Mother and daughter talk and laugh on the couch

It’s important to establish and monitor boundaries for every party involved in your co-parenting arrangement. Yet, it can be hard to understand what that really means in this scenario.

Here’s how to take boundaries into account in a co-parenting relationship:

  • Manage your new partner’s expectations about communication with your ex. How often are you required to speak to your children’s other parent? Do you communicate via email, text, a co-parenting app, or phone call? Being in a relationship with someone who’s actively co-parenting means knowing there will be some amount of communication with a former partner. Be real with them about the frequency of these interactions and let them tell you if they care to know details.
  • If it works for your situation, try to ensure that your ex-spouse is permitted and feels welcome to attend your children’s activities. The same goes for drop-offs and pick-ups when it’s time to exchange parenting time. Can your partner handle being in situations where they have to interact with your co-parent and can your co-parent be respectful to them? If not, your new partner might consider being the one to step back and choose not to go.
  • Make a thoughtful plan before talking about your co-parenting arrangement with or in front of your children. Kids can feel when things are tense, so aim for a matter-of-fact tone if you need to relay a message or explain some kind of upcoming change. Don’t bring up legal matters with younger children, as this could be frightening for them. With older kids, answer questions truthfully but maintain neutrality about their other parent. Above all, follow any court-ordered rules about discussing the other parent in your household, if they exist. Ensure that your partner does the same.
  • Listen to your children and consider their requests for boundaries. If your children indicate to you that they’re uncomfortable — especially with something your new partner said or did — take them seriously and talk about how to make a change. You know your kids well, but this is a new circumstance for everyone. Their feelings and attitude could seem out of character in periods of family transition, but this is perfectly normal. A child’s needs come first, regardless of their temporary behavior. Remind yourself to keep your children’s mental health and self-esteem top of mind.

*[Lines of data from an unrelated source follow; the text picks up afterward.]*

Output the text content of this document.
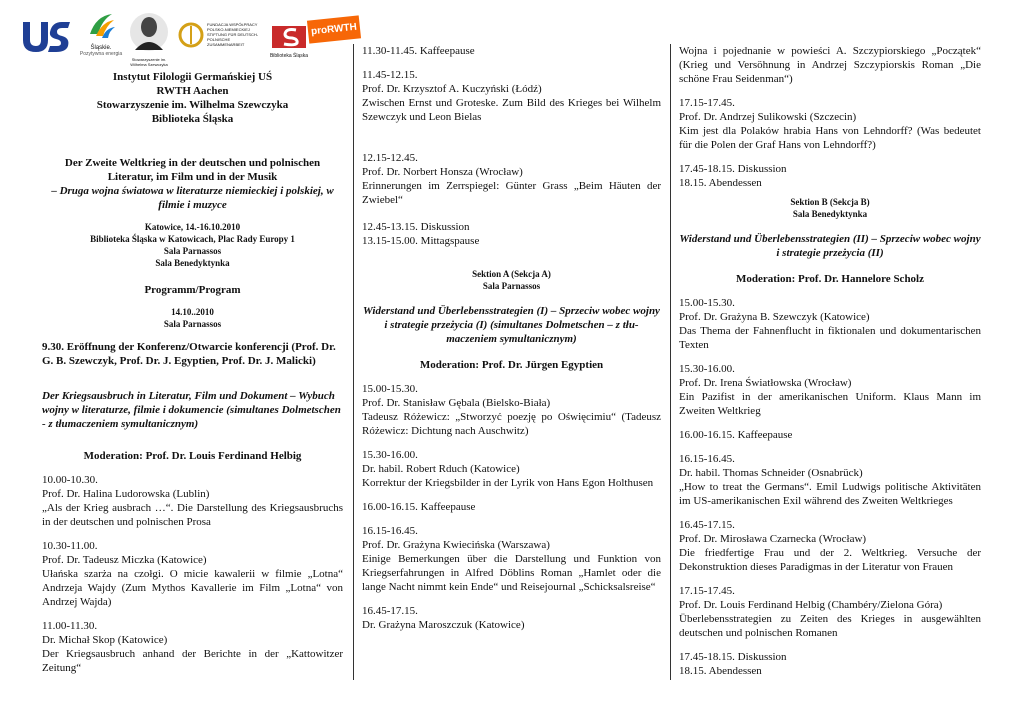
Śląskie.
Pozytywna energia
Stowarzyszenie im. Wilhelma Szewczyka
FUNDACJA WSPÓŁPRACY POLSKO-NIEMIECKIEJ STIFTUNG FÜR DEUTSCH-POLNISCHE ZUSAMMENARBEIT
Biblioteka Śląska
proRWTH
Instytut Filologii Germańskiej UŚ
RWTH Aachen
Stowarzyszenie im. Wilhelma Szewczyka
Biblioteka Śląska
Der Zweite Weltkrieg in der deutschen und polnischen Literatur, im Film und in der Musik
– Druga wojna światowa w literaturze niemieckiej i polskiej, w filmie i muzyce
Katowice, 14.-16.10.2010
Biblioteka Śląska w Katowicach, Plac Rady Europy 1
Sala Parnassos
Sala Benedyktynka
Programm/Program
14.10..2010
Sala Parnassos
9.30. Eröffnung der Konferenz/Otwarcie konferencji (Prof. Dr. G. B. Szewczyk, Prof. Dr. J. Egyptien, Prof. Dr. J. Malicki)
Der Kriegsausbruch in Literatur, Film und Dokument – Wybuch wojny w literaturze, filmie i dokumencie (simultanes Dolmetschen - z tłumaczeniem symultanicznym)
Moderation: Prof. Dr. Louis Ferdinand Helbig
10.00-10.30.
Prof. Dr. Halina Ludorowska (Lublin)
„Als der Krieg ausbrach …“. Die Darstellung des Kriegsausbruchs in der deutschen und polnischen Prosa
10.30-11.00.
Prof. Dr. Tadeusz Miczka (Katowice)
Ułańska szarża na czołgi. O micie kawalerii w filmie „Lotna“ Andrzeja Wajdy (Zum Mythos Kavallerie im Film „Lotna“ von Andrzej Wajda)
11.00-11.30.
Dr. Michał Skop (Katowice)
Der Kriegsausbruch anhand der Berichte in der „Kattowitzer Zeitung“
11.30-11.45. Kaffeepause
11.45-12.15.
Prof. Dr. Krzysztof A. Kuczyński (Łódź)
Zwischen Ernst und Groteske. Zum Bild des Krieges bei Wilhelm Szewczyk und Leon Bielas
12.15-12.45.
Prof. Dr. Norbert Honsza (Wrocław)
Erinnerungen im Zerrspiegel: Günter Grass „Beim Häuten der Zwiebel“
12.45-13.15. Diskussion
13.15-15.00. Mittagspause
Sektion A (Sekcja A)
Sala Parnassos
Widerstand und Überlebensstrategien (I) – Sprzeciw wobec wojny i strategie przeżycia (I) (simultanes Dolmetschen – z tłu-maczeniem symultanicznym)
Moderation: Prof. Dr. Jürgen Egyptien
15.00-15.30.
Prof. Dr. Stanisław Gębala (Bielsko-Biała)
Tadeusz Różewicz: „Stworzyć poezję po Oświęcimiu“ (Tadeusz Różewicz: Dichtung nach Auschwitz)
15.30-16.00.
Dr. habil. Robert Rduch (Katowice)
Korrektur der Kriegsbilder in der Lyrik von Hans Egon Holthusen
16.00-16.15. Kaffeepause
16.15-16.45.
Prof. Dr. Grażyna Kwiecińska (Warszawa)
Einige Bemerkungen über die Darstellung und Funktion von Kriegserfahrungen in Alfred Döblins Roman „Hamlet oder die lange Nacht nimmt kein Ende“ und Reisejournal „Schicksalsreise“
16.45-17.15.
Dr. Grażyna Maroszczuk (Katowice)
Wojna i pojednanie w powieści A. Szczypiorskiego „Początek“ (Krieg und Versöhnung in Andrzej Szczypiorskis Roman „Die schöne Frau Seidenman“)
17.15-17.45.
Prof. Dr. Andrzej Sulikowski (Szczecin)
Kim jest dla Polaków hrabia Hans von Lehndorff? (Was bedeutet für die Polen der Graf Hans von Lehndorff?)
17.45-18.15. Diskussion
18.15. Abendessen
Sektion B (Sekcja B)
Sala Benedyktynka
Widerstand und Überlebensstrategien (II) – Sprzeciw wobec wojny i strategie przeżycia (II)
Moderation: Prof. Dr. Hannelore Scholz
15.00-15.30.
Prof. Dr. Grażyna B. Szewczyk (Katowice)
Das Thema der Fahnenflucht in fiktionalen und dokumentarischen Texten
15.30-16.00.
Prof. Dr. Irena Światłowska (Wrocław)
Ein Pazifist in der amerikanischen Uniform. Klaus Mann im Zweiten Weltkrieg
16.00-16.15. Kaffeepause
16.15-16.45.
Dr. habil. Thomas Schneider (Osnabrück)
„How to treat the Germans“. Emil Ludwigs politische Aktivitäten im US-amerikanischen Exil während des Zweiten Weltkrieges
16.45-17.15.
Prof. Dr. Mirosława Czarnecka (Wrocław)
Die friedfertige Frau und der 2. Weltkrieg. Versuche der Dekonstruktion dieses Paradigmas in der Literatur von Frauen
17.15-17.45.
Prof. Dr. Louis Ferdinand Helbig (Chambéry/Zielona Góra)
Überlebensstrategien zu Zeiten des Krieges in ausgewählten deutschen und polnischen Romanen
17.45-18.15. Diskussion
18.15. Abendessen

You may not be able to do all of the above all the time. Focus on what you can control! There will be moments when boundaries fall out of sight, but it’s always possible to realign with them if you stay aware.

Have Patience as Your Family Transitions

Those dreams you had about building a new happy family after divorce don’t have to stay dreams. If you wait until you’re committed to a partner to introduce them to your children and regularly check in with your own emotions before diving in, successfully co-parenting while in a relationship can be a reality. In fact, co-parenting with stepfamilies involved can become a quite comfortable and enjoyable family arrangement after a while.

The co-parenting relationship looks different in every family. You get to decide how it looks in yours. Focus on communication and boundaries and you’ll move into this new stage as harmoniously as possible.

Chelsea Williams

Chelsea is a twice-divorced mom of two boys. She is happily single parenting and doing her best to balance two simultaneous co-parenting relationships. Despite the complications, Chelsea can see the beauty in her story and believes healing is possible for the whole family.